Thursday, March 15, 2007

New and Improved

So after submitting my story The Finn to the Dimensions newspaper here, one of their editors/cartoonists decided he really, really wanted to turn it into a "graphic novel" serialized across several issues. While this means that I don't do as much writing per week, it came out pretty damn cool.

So props to Marwan Imam for turning my work into something really kind of unique. He did a pretty good job drawing Boston for someone who has never seen it before in his life!!!



Here's the text, since it's kind of unreadable from the scan:


I worked but I didn’t manage to find satisfaction. That was Boston’s fault. This town had dulled me with its persistent winds, and I was slowly wearing away in the rain, the snow, the battered sidewalks and cracking roads. In this city, every thing was a defense against the elements, every day was a task. And the people, clannish and irritable, could become as cutting as shards of glass. Every one shuffled around in coats and scarves, each a castle, a fortress, with layers of battlements and almost never visible. Boston wore at my soul and I could not escape.
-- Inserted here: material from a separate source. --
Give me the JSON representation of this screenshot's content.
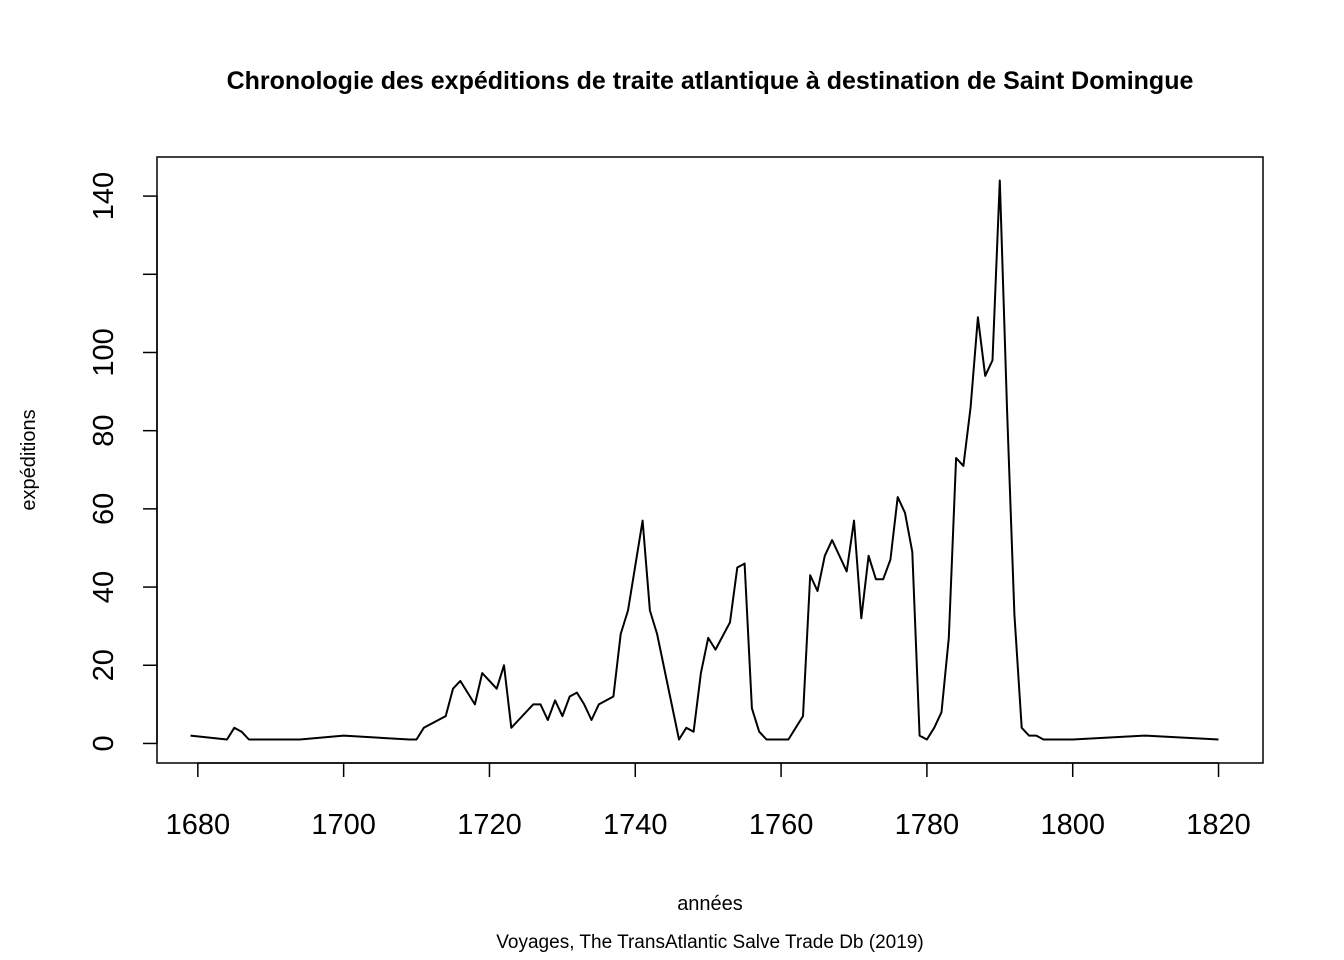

A vast melancholy swept over me as I sat on the embankment, waiting for the train to take me home. It was one of those cold New England nights where your breath comes in freezing clouds that glow in the stainless steel moonlight. I could see the train coming half a mile away along the tracks, its running lights reflected in long beams down the rails. The track ran straight and then curved at the last minute before the station, so as it approached all I saw a was three flashing lights bearing down on me with an increasing roar. The cars blew by in a blast of hot air and roaring diesel that splashed through my mind like an ocean wave.
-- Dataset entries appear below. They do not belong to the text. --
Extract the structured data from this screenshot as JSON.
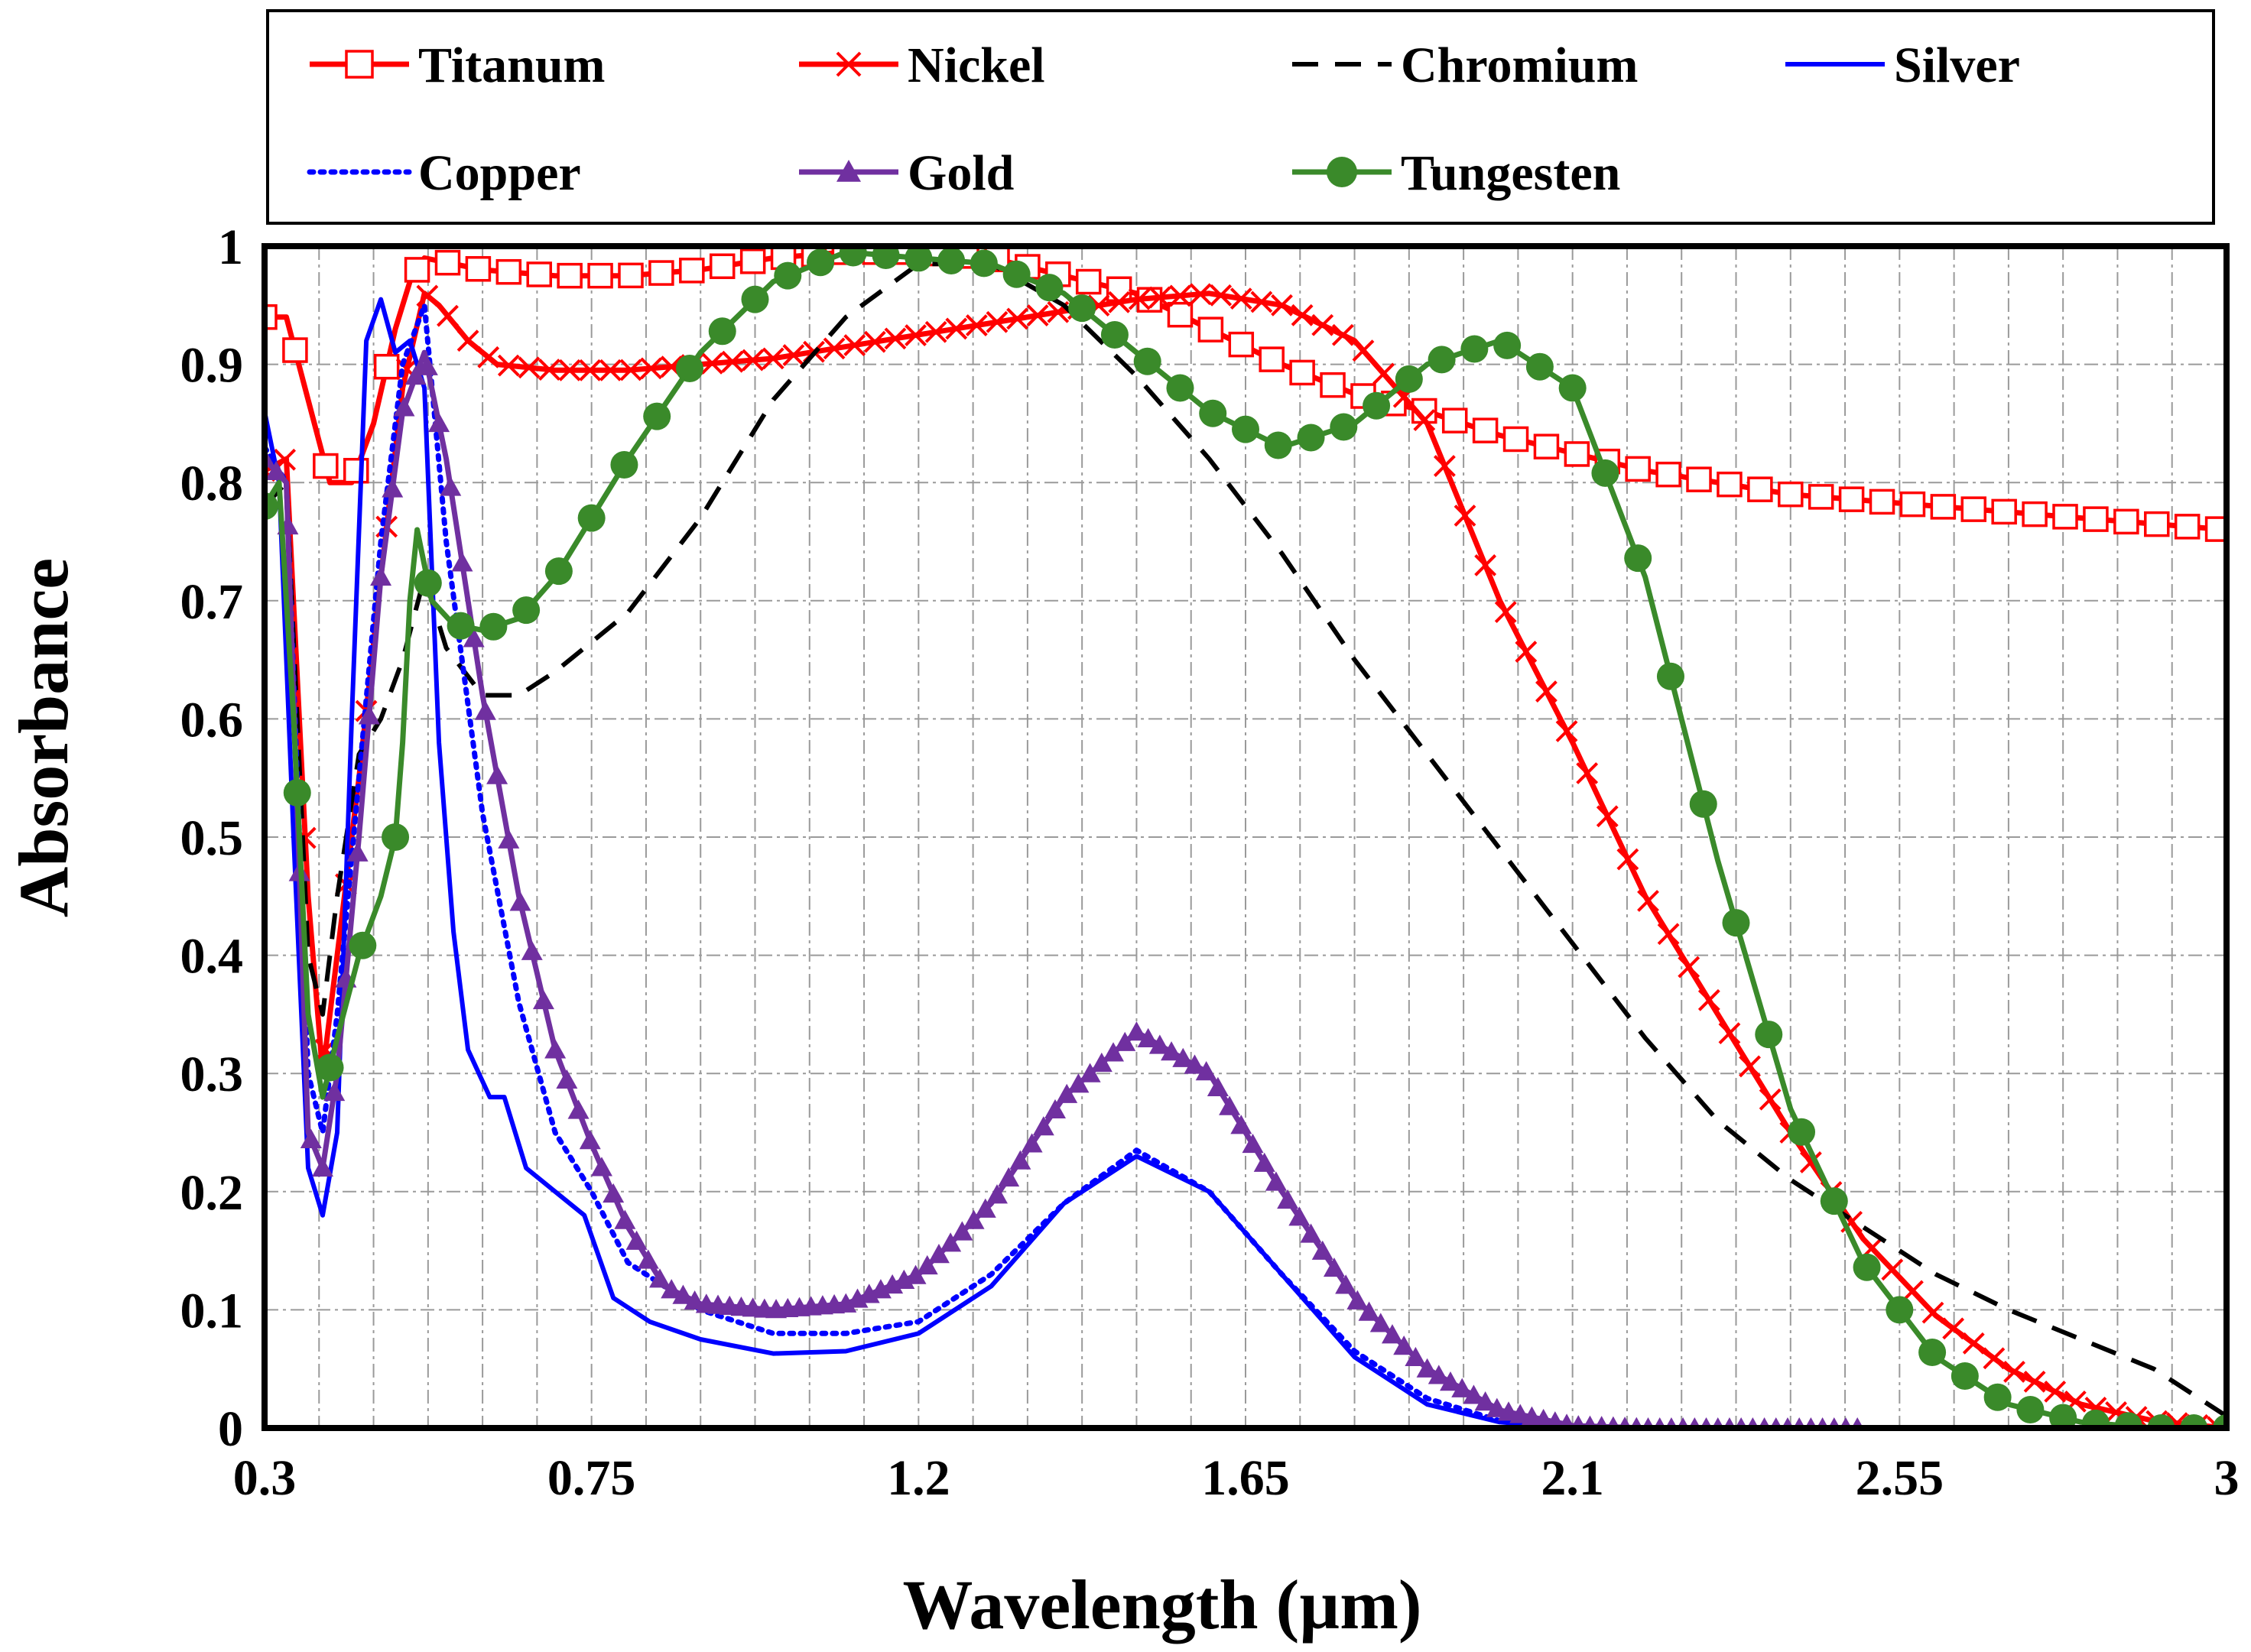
{
  "chart_data": {
    "type": "line",
    "title": "",
    "xlabel": "Wavelength (µm)",
    "ylabel": "Absorbance",
    "xlim": [
      0.3,
      3.0
    ],
    "ylim": [
      0,
      1
    ],
    "x_ticks": [
      0.3,
      0.75,
      1.2,
      1.65,
      2.1,
      2.55,
      3.0
    ],
    "x_tick_labels": [
      "0.3",
      "0.75",
      "1.2",
      "1.65",
      "2.1",
      "2.55",
      "3"
    ],
    "y_ticks": [
      0,
      0.1,
      0.2,
      0.3,
      0.4,
      0.5,
      0.6,
      0.7,
      0.8,
      0.9,
      1.0
    ],
    "y_tick_labels": [
      "0",
      "0.1",
      "0.2",
      "0.3",
      "0.4",
      "0.5",
      "0.6",
      "0.7",
      "0.8",
      "0.9",
      "1"
    ],
    "grid": true,
    "legend_position": "top",
    "series": [
      {
        "name": "Titanum",
        "color": "#ff0000",
        "marker": "open-square",
        "line": "solid",
        "points": [
          [
            0.3,
            0.94
          ],
          [
            0.33,
            0.94
          ],
          [
            0.36,
            0.87
          ],
          [
            0.39,
            0.8
          ],
          [
            0.42,
            0.8
          ],
          [
            0.45,
            0.85
          ],
          [
            0.48,
            0.93
          ],
          [
            0.5,
            0.97
          ],
          [
            0.52,
            0.99
          ],
          [
            0.56,
            0.985
          ],
          [
            0.6,
            0.98
          ],
          [
            0.7,
            0.975
          ],
          [
            0.8,
            0.975
          ],
          [
            0.9,
            0.98
          ],
          [
            1.0,
            0.99
          ],
          [
            1.1,
            0.995
          ],
          [
            1.2,
            0.995
          ],
          [
            1.3,
            0.99
          ],
          [
            1.4,
            0.975
          ],
          [
            1.5,
            0.96
          ],
          [
            1.6,
            0.93
          ],
          [
            1.7,
            0.9
          ],
          [
            1.8,
            0.875
          ],
          [
            1.9,
            0.86
          ],
          [
            2.0,
            0.84
          ],
          [
            2.1,
            0.825
          ],
          [
            2.2,
            0.81
          ],
          [
            2.3,
            0.8
          ],
          [
            2.4,
            0.79
          ],
          [
            2.5,
            0.785
          ],
          [
            2.6,
            0.78
          ],
          [
            2.7,
            0.775
          ],
          [
            2.8,
            0.77
          ],
          [
            2.9,
            0.765
          ],
          [
            3.0,
            0.76
          ]
        ]
      },
      {
        "name": "Nickel",
        "color": "#ff0000",
        "marker": "x",
        "line": "solid",
        "points": [
          [
            0.3,
            0.81
          ],
          [
            0.33,
            0.82
          ],
          [
            0.36,
            0.45
          ],
          [
            0.38,
            0.3
          ],
          [
            0.4,
            0.4
          ],
          [
            0.43,
            0.55
          ],
          [
            0.46,
            0.72
          ],
          [
            0.49,
            0.88
          ],
          [
            0.52,
            0.96
          ],
          [
            0.54,
            0.95
          ],
          [
            0.58,
            0.92
          ],
          [
            0.62,
            0.9
          ],
          [
            0.7,
            0.895
          ],
          [
            0.8,
            0.895
          ],
          [
            0.9,
            0.9
          ],
          [
            1.0,
            0.905
          ],
          [
            1.1,
            0.915
          ],
          [
            1.2,
            0.925
          ],
          [
            1.3,
            0.935
          ],
          [
            1.4,
            0.945
          ],
          [
            1.5,
            0.955
          ],
          [
            1.6,
            0.96
          ],
          [
            1.7,
            0.95
          ],
          [
            1.8,
            0.92
          ],
          [
            1.9,
            0.85
          ],
          [
            2.0,
            0.7
          ],
          [
            2.1,
            0.58
          ],
          [
            2.2,
            0.45
          ],
          [
            2.3,
            0.35
          ],
          [
            2.4,
            0.25
          ],
          [
            2.5,
            0.16
          ],
          [
            2.6,
            0.095
          ],
          [
            2.7,
            0.05
          ],
          [
            2.8,
            0.02
          ],
          [
            2.9,
            0.006
          ],
          [
            3.0,
            0.0
          ]
        ]
      },
      {
        "name": "Chromium",
        "color": "#000000",
        "marker": "none",
        "line": "dashed",
        "points": [
          [
            0.3,
            0.78
          ],
          [
            0.33,
            0.8
          ],
          [
            0.36,
            0.4
          ],
          [
            0.38,
            0.35
          ],
          [
            0.4,
            0.45
          ],
          [
            0.43,
            0.57
          ],
          [
            0.46,
            0.6
          ],
          [
            0.49,
            0.65
          ],
          [
            0.52,
            0.72
          ],
          [
            0.55,
            0.66
          ],
          [
            0.6,
            0.62
          ],
          [
            0.65,
            0.62
          ],
          [
            0.7,
            0.64
          ],
          [
            0.8,
            0.69
          ],
          [
            0.9,
            0.77
          ],
          [
            1.0,
            0.87
          ],
          [
            1.1,
            0.94
          ],
          [
            1.2,
            0.985
          ],
          [
            1.3,
            0.985
          ],
          [
            1.4,
            0.95
          ],
          [
            1.5,
            0.89
          ],
          [
            1.6,
            0.82
          ],
          [
            1.7,
            0.74
          ],
          [
            1.8,
            0.65
          ],
          [
            1.9,
            0.57
          ],
          [
            2.0,
            0.49
          ],
          [
            2.1,
            0.41
          ],
          [
            2.2,
            0.33
          ],
          [
            2.3,
            0.26
          ],
          [
            2.4,
            0.21
          ],
          [
            2.5,
            0.17
          ],
          [
            2.6,
            0.13
          ],
          [
            2.7,
            0.1
          ],
          [
            2.8,
            0.075
          ],
          [
            2.9,
            0.05
          ],
          [
            3.0,
            0.01
          ]
        ]
      },
      {
        "name": "Silver",
        "color": "#0000ff",
        "marker": "none",
        "line": "solid",
        "points": [
          [
            0.3,
            0.86
          ],
          [
            0.32,
            0.8
          ],
          [
            0.34,
            0.5
          ],
          [
            0.36,
            0.22
          ],
          [
            0.38,
            0.18
          ],
          [
            0.4,
            0.25
          ],
          [
            0.42,
            0.6
          ],
          [
            0.44,
            0.92
          ],
          [
            0.46,
            0.955
          ],
          [
            0.48,
            0.91
          ],
          [
            0.5,
            0.92
          ],
          [
            0.52,
            0.88
          ],
          [
            0.54,
            0.58
          ],
          [
            0.56,
            0.42
          ],
          [
            0.58,
            0.32
          ],
          [
            0.61,
            0.28
          ],
          [
            0.63,
            0.28
          ],
          [
            0.66,
            0.22
          ],
          [
            0.7,
            0.2
          ],
          [
            0.74,
            0.18
          ],
          [
            0.78,
            0.11
          ],
          [
            0.83,
            0.09
          ],
          [
            0.9,
            0.075
          ],
          [
            1.0,
            0.063
          ],
          [
            1.1,
            0.065
          ],
          [
            1.2,
            0.08
          ],
          [
            1.3,
            0.12
          ],
          [
            1.4,
            0.19
          ],
          [
            1.5,
            0.23
          ],
          [
            1.6,
            0.2
          ],
          [
            1.7,
            0.13
          ],
          [
            1.8,
            0.06
          ],
          [
            1.9,
            0.02
          ],
          [
            2.0,
            0.005
          ],
          [
            2.1,
            0.0
          ],
          [
            2.4,
            0.0
          ]
        ]
      },
      {
        "name": "Copper",
        "color": "#0000ff",
        "marker": "none",
        "line": "dotted",
        "points": [
          [
            0.3,
            0.83
          ],
          [
            0.33,
            0.8
          ],
          [
            0.36,
            0.3
          ],
          [
            0.38,
            0.25
          ],
          [
            0.4,
            0.35
          ],
          [
            0.43,
            0.55
          ],
          [
            0.46,
            0.75
          ],
          [
            0.49,
            0.9
          ],
          [
            0.52,
            0.95
          ],
          [
            0.55,
            0.75
          ],
          [
            0.6,
            0.52
          ],
          [
            0.65,
            0.36
          ],
          [
            0.7,
            0.25
          ],
          [
            0.75,
            0.2
          ],
          [
            0.8,
            0.14
          ],
          [
            0.9,
            0.1
          ],
          [
            1.0,
            0.08
          ],
          [
            1.1,
            0.08
          ],
          [
            1.2,
            0.09
          ],
          [
            1.3,
            0.13
          ],
          [
            1.4,
            0.19
          ],
          [
            1.5,
            0.235
          ],
          [
            1.6,
            0.2
          ],
          [
            1.7,
            0.13
          ],
          [
            1.8,
            0.065
          ],
          [
            1.9,
            0.025
          ],
          [
            2.0,
            0.006
          ],
          [
            2.1,
            0.0
          ],
          [
            2.4,
            0.0
          ]
        ]
      },
      {
        "name": "Gold",
        "color": "#7030a0",
        "marker": "triangle",
        "line": "solid",
        "points": [
          [
            0.3,
            0.82
          ],
          [
            0.33,
            0.8
          ],
          [
            0.36,
            0.25
          ],
          [
            0.38,
            0.22
          ],
          [
            0.4,
            0.3
          ],
          [
            0.43,
            0.5
          ],
          [
            0.46,
            0.72
          ],
          [
            0.49,
            0.86
          ],
          [
            0.52,
            0.91
          ],
          [
            0.55,
            0.82
          ],
          [
            0.6,
            0.62
          ],
          [
            0.65,
            0.45
          ],
          [
            0.7,
            0.32
          ],
          [
            0.75,
            0.24
          ],
          [
            0.8,
            0.17
          ],
          [
            0.85,
            0.12
          ],
          [
            0.9,
            0.105
          ],
          [
            1.0,
            0.1
          ],
          [
            1.1,
            0.105
          ],
          [
            1.2,
            0.13
          ],
          [
            1.3,
            0.19
          ],
          [
            1.4,
            0.28
          ],
          [
            1.5,
            0.335
          ],
          [
            1.6,
            0.3
          ],
          [
            1.7,
            0.2
          ],
          [
            1.8,
            0.11
          ],
          [
            1.9,
            0.05
          ],
          [
            2.0,
            0.015
          ],
          [
            2.1,
            0.002
          ],
          [
            2.2,
            0.0
          ],
          [
            2.5,
            0.0
          ]
        ]
      },
      {
        "name": "Tungesten",
        "color": "#3a8a2a",
        "marker": "filled-circle",
        "line": "solid",
        "points": [
          [
            0.3,
            0.78
          ],
          [
            0.32,
            0.8
          ],
          [
            0.34,
            0.6
          ],
          [
            0.36,
            0.35
          ],
          [
            0.38,
            0.28
          ],
          [
            0.4,
            0.33
          ],
          [
            0.43,
            0.4
          ],
          [
            0.46,
            0.45
          ],
          [
            0.48,
            0.5
          ],
          [
            0.49,
            0.58
          ],
          [
            0.5,
            0.7
          ],
          [
            0.51,
            0.76
          ],
          [
            0.53,
            0.7
          ],
          [
            0.56,
            0.68
          ],
          [
            0.6,
            0.675
          ],
          [
            0.65,
            0.685
          ],
          [
            0.7,
            0.72
          ],
          [
            0.8,
            0.82
          ],
          [
            0.9,
            0.91
          ],
          [
            1.0,
            0.97
          ],
          [
            1.1,
            0.995
          ],
          [
            1.2,
            0.99
          ],
          [
            1.3,
            0.985
          ],
          [
            1.4,
            0.96
          ],
          [
            1.5,
            0.91
          ],
          [
            1.6,
            0.86
          ],
          [
            1.7,
            0.83
          ],
          [
            1.8,
            0.85
          ],
          [
            1.9,
            0.9
          ],
          [
            2.0,
            0.92
          ],
          [
            2.1,
            0.88
          ],
          [
            2.2,
            0.72
          ],
          [
            2.3,
            0.48
          ],
          [
            2.4,
            0.27
          ],
          [
            2.5,
            0.14
          ],
          [
            2.6,
            0.06
          ],
          [
            2.7,
            0.02
          ],
          [
            2.8,
            0.005
          ],
          [
            2.9,
            0.0
          ],
          [
            3.0,
            0.0
          ]
        ]
      }
    ]
  }
}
On the train, I sat facing the wrong direction, watching Belmont and then Waltham slide silently by. Staring through the scratched glass of the windows, I watched the tattered remnants of New England's industrial past slide by – battered redbrick buildings covered in cracking paintwork and dying ivy, junkyards filled with rusting trucks and stripped tires, men standing around in flannel shirts and dirty workboots the color of old wheat, smoking cigarettes. I looked down at my own shoes, chestnut boots polished to a waxy sheen, and then at the shoes I wear at work, scuffed and filthy with cheap leather. Why did I feel the need to change them every day before I left?



Also, I'm went to Zaghloul today to make sure the trousers fit and to get the final measurements for the coat. He's such an awesome old guy:






It's raining today...in Cairo! Blech on that.